Tenía un vestido verde, apenas descotado; sacó de entre los pechos la pesada cruz y la estuvo balanceando. Sonreía saboreando mi presunta sorpresa, tan anunciada, al apreciar los muebles, las cortinas tenues que nos separaban de la noche. Puse cara de asombro, éxtasis, y di algunos pasos para prolongar mi admiración, que yo sabía impuesta. Magda volvió a reírse y dijo: ¨Permiso¨; salió por una puerta también blanca que supuse, acertando, era la del cuarto de baño. Y quedé solo, contemplando cosas que me hicieron pensar en las decadencias de las grandes civilizaciones, invadidas por los bárbaros. Los muebles, sillas, sofá, biblioteca, eran hermosos, magníficas maderas sin pintura ni barniz, retorcidas o enderezadas para dar comodidad y belleza.

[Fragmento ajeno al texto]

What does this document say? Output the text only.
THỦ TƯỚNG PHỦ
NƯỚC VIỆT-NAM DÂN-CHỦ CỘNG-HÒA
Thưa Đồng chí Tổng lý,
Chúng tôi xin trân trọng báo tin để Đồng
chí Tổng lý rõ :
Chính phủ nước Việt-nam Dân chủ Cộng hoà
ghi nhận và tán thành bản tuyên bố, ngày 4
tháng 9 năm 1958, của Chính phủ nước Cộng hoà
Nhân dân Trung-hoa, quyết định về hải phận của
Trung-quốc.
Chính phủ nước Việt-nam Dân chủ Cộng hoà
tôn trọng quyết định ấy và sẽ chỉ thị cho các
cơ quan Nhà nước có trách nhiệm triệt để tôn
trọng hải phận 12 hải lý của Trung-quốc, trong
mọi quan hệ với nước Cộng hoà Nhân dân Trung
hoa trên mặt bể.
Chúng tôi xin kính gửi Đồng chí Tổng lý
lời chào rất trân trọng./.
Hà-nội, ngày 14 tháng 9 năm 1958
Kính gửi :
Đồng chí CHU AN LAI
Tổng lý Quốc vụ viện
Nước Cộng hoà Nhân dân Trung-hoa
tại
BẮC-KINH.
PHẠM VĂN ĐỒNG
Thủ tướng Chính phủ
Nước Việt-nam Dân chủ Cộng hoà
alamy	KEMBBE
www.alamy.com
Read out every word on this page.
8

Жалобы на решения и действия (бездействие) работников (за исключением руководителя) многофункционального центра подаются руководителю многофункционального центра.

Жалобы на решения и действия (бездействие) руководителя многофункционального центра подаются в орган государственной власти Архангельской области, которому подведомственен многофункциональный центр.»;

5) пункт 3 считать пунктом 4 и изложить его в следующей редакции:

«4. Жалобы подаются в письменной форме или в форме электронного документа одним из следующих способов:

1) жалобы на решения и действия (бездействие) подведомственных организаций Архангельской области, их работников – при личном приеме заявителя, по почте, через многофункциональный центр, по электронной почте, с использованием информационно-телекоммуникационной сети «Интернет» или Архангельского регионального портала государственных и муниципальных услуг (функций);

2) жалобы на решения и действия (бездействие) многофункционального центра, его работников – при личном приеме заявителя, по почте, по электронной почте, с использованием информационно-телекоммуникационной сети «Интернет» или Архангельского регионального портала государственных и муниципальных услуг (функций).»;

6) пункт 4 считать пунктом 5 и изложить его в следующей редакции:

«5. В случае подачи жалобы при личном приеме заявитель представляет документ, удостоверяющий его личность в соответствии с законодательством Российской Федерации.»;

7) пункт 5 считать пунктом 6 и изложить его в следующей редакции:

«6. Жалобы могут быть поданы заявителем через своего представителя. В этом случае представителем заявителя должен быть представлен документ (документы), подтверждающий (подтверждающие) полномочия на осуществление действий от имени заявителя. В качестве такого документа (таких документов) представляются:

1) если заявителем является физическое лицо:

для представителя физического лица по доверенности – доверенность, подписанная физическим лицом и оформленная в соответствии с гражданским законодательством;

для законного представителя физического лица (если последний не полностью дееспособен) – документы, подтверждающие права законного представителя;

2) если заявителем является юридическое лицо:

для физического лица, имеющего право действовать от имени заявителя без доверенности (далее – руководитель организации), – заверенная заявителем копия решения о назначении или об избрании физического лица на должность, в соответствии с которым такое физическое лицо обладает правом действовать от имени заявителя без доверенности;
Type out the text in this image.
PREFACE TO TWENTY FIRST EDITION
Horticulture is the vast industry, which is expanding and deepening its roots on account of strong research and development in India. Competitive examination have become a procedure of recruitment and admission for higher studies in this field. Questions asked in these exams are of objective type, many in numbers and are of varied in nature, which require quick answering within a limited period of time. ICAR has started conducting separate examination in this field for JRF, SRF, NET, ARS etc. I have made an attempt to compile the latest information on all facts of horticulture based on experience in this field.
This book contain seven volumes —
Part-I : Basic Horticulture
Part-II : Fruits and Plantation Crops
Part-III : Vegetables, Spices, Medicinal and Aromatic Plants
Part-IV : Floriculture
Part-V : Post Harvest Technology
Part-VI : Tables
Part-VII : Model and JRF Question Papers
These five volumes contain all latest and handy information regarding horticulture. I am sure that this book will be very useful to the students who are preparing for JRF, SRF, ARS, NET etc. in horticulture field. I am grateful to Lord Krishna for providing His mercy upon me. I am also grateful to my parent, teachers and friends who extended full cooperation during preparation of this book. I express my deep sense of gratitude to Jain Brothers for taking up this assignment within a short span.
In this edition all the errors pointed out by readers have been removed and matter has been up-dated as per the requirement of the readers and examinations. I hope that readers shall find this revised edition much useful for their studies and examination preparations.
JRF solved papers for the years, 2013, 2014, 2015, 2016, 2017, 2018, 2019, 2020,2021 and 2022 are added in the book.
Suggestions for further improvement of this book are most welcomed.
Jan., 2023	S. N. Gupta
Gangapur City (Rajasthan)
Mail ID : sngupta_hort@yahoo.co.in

Ahí estaban, probablemente casi sin uso, agredidos por colorinches de almohadones. Estantes de biblioteca, que nunca albergarían libros, soportaban la insolencia de muñequitos que imitaban la estupidez de las historietas norteamericanas. Y la injuria de los retratos de familia: niños dentudos y escrofulosos, erguidas señoras gordas; fotos recortadas de revistas mostrando caras de los cómicos y cómicas que componen la triste fauna de los astros de la radio o la televisión. Vi el abrigo sobre un sillón, incongruente por supuesta baratura, tan piel de perro que invitaba a rascarlo acariciando, a hacerle fiestas. Pensé con maldad que, continuar usándolo, no era otra cosa que un anzuelo sutil para que llegara un sustituto valioso, armiño, visón, chinchilla o lo que estuviera soñando la ambición de Magda.
Aquel sillón era incongruente. Destacaba en el mobiliario severo, escandinavo, religioso, de la habitación. Mostraba lastimaduras en el cuero y sus patas habían sido atacadas por mordeduras, arañazos, de cachorro o gato.
Ahora ella estaba a mi lado, y se oía agonizar el ruido del agua en el cuarto de baño. Es posible que la memoria, siempre irrespetuosa del tiempo, me confunda y haya sido entonces cuando creí olerla por debajo del olor de su perfume.